Il ministro dell’Economia Giulio Tremonti, nel girare al Parlamento la relazione annuale del presidente Consob Lamberto Cardia, ha sottolineato con una propria nota la necessità  di interventi improcrastinabili «sull’attuale assetto istituzionale italiano che, rispetto agli altri Paesi membri dell’Unione europea, si caratterizza per un numero elevato di autorità indipendenti, tra cui sono ripartite le funzioni regolamentari di vigilanza». Secondo Tremonti il dibattito che è «di importanza cruciale». Il sistema basato sulla frammentazione delle autorità nazionali è ormai «irrealistico» perchè gli intermediari sono «sempre più internazionali» e i mercati «sempre più integrati». Abbiamo deciso di chiedervi con un sondaggio come la pensate. Io sono dell’idea che occorra stare oggi più che mai molto attenti. L’aria di “rivincita” da parte della politica non mi persuade per niente, e più volte ho già scritto come la penso intorno alle cattive prove offerte recentemente da vertici di Autorità di regolazione indipendenti, dalla Consob all’Antitrust, che mi appaiono troppo pronti a compiacere la politica invece di tutelare l’indipendenza delle decisioni del proprio collegio. È un dibattito che ferve in tutto il mondo, sotto la morsa della crisi la politica mostra crescente insofferenza verso Authorities che, tante volte, non hanno dato buona prova di sé, mostrandosi spesso “prigioniere” dei soggetti regolati. Negli States, soprattutto, il confronto è molto più alla luce del sole che da noi.  Perché lì accademici e intellettuali reagiscono e dibattono. Da noi, tutto tace e i media o restano muti, o plaudono alle… “cardiate”.

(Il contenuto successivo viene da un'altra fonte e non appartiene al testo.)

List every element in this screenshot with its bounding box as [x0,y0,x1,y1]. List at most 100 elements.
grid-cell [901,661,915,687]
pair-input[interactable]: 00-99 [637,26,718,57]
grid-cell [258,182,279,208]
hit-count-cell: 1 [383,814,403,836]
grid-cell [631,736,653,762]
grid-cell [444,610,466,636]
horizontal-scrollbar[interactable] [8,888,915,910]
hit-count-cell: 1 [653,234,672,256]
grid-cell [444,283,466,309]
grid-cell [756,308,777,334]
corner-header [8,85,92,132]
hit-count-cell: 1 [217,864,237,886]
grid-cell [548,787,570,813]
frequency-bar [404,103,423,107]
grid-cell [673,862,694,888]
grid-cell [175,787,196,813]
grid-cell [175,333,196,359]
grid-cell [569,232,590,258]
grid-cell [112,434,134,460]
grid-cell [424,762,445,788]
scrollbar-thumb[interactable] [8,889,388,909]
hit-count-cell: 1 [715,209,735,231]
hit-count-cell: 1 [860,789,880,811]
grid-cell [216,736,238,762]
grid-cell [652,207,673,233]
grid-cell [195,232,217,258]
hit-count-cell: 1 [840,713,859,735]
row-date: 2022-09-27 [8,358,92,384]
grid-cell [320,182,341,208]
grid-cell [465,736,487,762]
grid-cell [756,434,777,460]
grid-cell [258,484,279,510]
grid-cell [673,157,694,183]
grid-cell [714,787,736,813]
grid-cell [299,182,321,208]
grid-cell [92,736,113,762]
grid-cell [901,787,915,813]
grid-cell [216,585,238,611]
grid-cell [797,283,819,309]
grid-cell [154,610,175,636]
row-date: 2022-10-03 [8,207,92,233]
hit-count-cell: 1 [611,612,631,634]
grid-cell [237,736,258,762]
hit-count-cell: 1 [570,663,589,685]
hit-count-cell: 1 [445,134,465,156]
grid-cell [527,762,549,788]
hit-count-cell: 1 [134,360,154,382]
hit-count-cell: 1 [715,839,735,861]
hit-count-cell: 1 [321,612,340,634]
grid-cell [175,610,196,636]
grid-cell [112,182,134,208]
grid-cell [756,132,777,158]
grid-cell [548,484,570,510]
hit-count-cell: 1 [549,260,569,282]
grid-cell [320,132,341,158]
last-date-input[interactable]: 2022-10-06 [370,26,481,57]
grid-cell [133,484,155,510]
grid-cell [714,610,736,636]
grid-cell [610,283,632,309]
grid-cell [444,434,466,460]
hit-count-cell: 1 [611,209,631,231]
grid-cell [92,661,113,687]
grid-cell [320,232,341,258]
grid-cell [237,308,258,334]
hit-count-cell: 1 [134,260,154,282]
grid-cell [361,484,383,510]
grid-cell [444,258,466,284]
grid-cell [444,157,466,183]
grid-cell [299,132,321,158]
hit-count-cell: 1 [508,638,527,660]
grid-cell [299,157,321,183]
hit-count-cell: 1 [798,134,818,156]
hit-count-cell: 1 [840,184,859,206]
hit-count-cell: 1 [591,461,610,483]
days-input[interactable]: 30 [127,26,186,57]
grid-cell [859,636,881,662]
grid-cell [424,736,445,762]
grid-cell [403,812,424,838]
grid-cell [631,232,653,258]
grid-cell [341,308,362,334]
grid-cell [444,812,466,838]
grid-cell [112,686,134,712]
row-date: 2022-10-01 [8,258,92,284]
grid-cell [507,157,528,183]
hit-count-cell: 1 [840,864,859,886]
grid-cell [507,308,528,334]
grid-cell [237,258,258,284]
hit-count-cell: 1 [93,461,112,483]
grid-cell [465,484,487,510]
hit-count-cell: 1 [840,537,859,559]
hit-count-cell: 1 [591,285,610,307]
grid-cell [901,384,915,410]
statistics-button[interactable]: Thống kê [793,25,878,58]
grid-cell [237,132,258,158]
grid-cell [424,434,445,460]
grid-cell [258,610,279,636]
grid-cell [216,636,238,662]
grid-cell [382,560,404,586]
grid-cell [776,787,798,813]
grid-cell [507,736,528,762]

La questione diviene molto scottante quando investe innanzitutto il regolatore monetario e la vigilanza sugli intermediari finanziari, questione di cui spesso recentemente ci siamo occupati. In questo fine settimana è stata inviata al Congresso e all’Amministrazione una lettera aperta sottoscritta da otto primari economisti, tra cui il fondatore della scuola delle aspettative razionali Thomas Sargent, Anil Kashyap con cui ho condiviso un corso, e che oggi insegna alla University of Chicago Booth School of Business, Ricardo Caballero del MIT che in questi anni ha approfondito le ricerche di Alesina di ormai più di vent’anni fa sull’effetto che l’indipendenza delle banche centrali esercita sui track records delle loro politiche monetarie. All’appello hanno risposto, a oggi, oltre 180 economisti da tutta America, tra i quali grandi nomi come Robert Shiller ma soprattutto accademici giovani di neppure quarant’anni, formatisi negli anni in cui l’inflation targeting figlio delle aspettative razionali era diventato il mantra di ciò che si imparava nelle università, un mantra che come ho già scritto era “quasi” bipartisan tra neokeynesiani e monetaristi-offertisti, sia pure con i primi assai più pronti a giustificare politiche monetarie più discrezionali, i secondi più convinti del famoso paper di Rogoff del 1985 – The optimal degree if commitment to an intermediate monetary target. Quarterly Journal of Economics 100 (4), 1169–89 – in cui sosteneva che, al di là del confronto tra scuole diverse di appartenenza, le serie storiche mostrano che è sempre meglio scegliere un banchiere centrale assai più conservatore dell’environment politico-accademico, in materia di severe strategie anti inflazione.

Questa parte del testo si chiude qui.